When the boys went to live with their father just a few days before Christmas, Teresa sought out alcohol to help numb the pain of losing her family. That resulted in her fi rst DUI. For three more years, Teresa lived in denial about her drinking. She was arrested for another DUI in 2005 before she was faced with the harsh reality that her life had become unmanageable.
“My body was freezing as I sat in that concrete cell wrapping my hands and feet in toilet paper. I kept thinking, ‘How could a professional working woman and former Sunday school teacher end up here?’” she says. “My sister picked me up from jail after my second DUI and said, ‘I don’t think you are an alcoholic, Teresa.’ That was when I thought to myself, ‘No, that’s exactly what I am.’”

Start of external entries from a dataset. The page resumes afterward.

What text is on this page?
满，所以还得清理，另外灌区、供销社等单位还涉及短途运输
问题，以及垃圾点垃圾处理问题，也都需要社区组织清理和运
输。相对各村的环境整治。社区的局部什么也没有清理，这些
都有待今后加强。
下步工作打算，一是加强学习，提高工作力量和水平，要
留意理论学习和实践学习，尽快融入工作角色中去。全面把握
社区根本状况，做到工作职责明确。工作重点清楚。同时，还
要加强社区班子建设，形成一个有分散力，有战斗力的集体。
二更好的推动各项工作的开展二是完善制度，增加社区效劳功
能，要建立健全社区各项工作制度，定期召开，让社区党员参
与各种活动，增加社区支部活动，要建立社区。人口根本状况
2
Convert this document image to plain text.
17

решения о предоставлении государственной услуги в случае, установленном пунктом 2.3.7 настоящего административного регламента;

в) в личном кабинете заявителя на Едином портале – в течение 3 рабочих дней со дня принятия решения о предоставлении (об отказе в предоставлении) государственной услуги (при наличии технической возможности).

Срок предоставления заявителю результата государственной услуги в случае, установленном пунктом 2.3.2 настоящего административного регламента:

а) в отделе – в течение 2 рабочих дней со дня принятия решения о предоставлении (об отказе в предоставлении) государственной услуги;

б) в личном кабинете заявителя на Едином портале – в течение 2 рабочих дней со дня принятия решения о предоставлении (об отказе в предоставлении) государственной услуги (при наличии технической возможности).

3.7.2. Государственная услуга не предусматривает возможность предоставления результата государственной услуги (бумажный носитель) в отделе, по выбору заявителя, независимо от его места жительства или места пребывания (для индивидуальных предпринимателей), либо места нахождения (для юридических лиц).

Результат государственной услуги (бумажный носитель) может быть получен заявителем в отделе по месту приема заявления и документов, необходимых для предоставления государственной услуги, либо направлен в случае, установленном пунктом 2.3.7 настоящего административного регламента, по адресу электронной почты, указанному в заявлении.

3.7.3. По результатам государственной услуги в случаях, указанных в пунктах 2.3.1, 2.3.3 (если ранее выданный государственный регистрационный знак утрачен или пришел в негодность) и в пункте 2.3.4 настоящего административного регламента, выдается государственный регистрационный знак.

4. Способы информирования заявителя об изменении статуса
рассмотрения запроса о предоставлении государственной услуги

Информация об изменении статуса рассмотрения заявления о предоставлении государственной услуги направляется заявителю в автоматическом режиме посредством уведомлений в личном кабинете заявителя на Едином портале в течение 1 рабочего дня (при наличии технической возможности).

A friend who had achieved sobriety after seeking help for her own alcohol problem visited Teresa and encouraged her to attend 90 meetings in 90 days to break free from the stronghold of her addiction. “It took 90 days to get to know myself again — the real me that God wanted me to be,” she says.
Teresa was able to get a sponsor to go through the 12-step program that has helped her stay sober for more than eight years. “Complete strangers wanted to help me for nothing in return. Now I’m just paying it forward,” she says.
For four years, Teresa has helped support and offer hope to others who are struggling with alcoholism and other dependencies. She coordinates volunteers to take phone calls and she pays visits to people who are seeking help for what many people think is a weakness, not a disease. “I have more respect for recovering alcoholics than anyone else,” she says. “My job has given me a second chance and allows me to see God’s miracles first hand, and for that, I have never been richer.”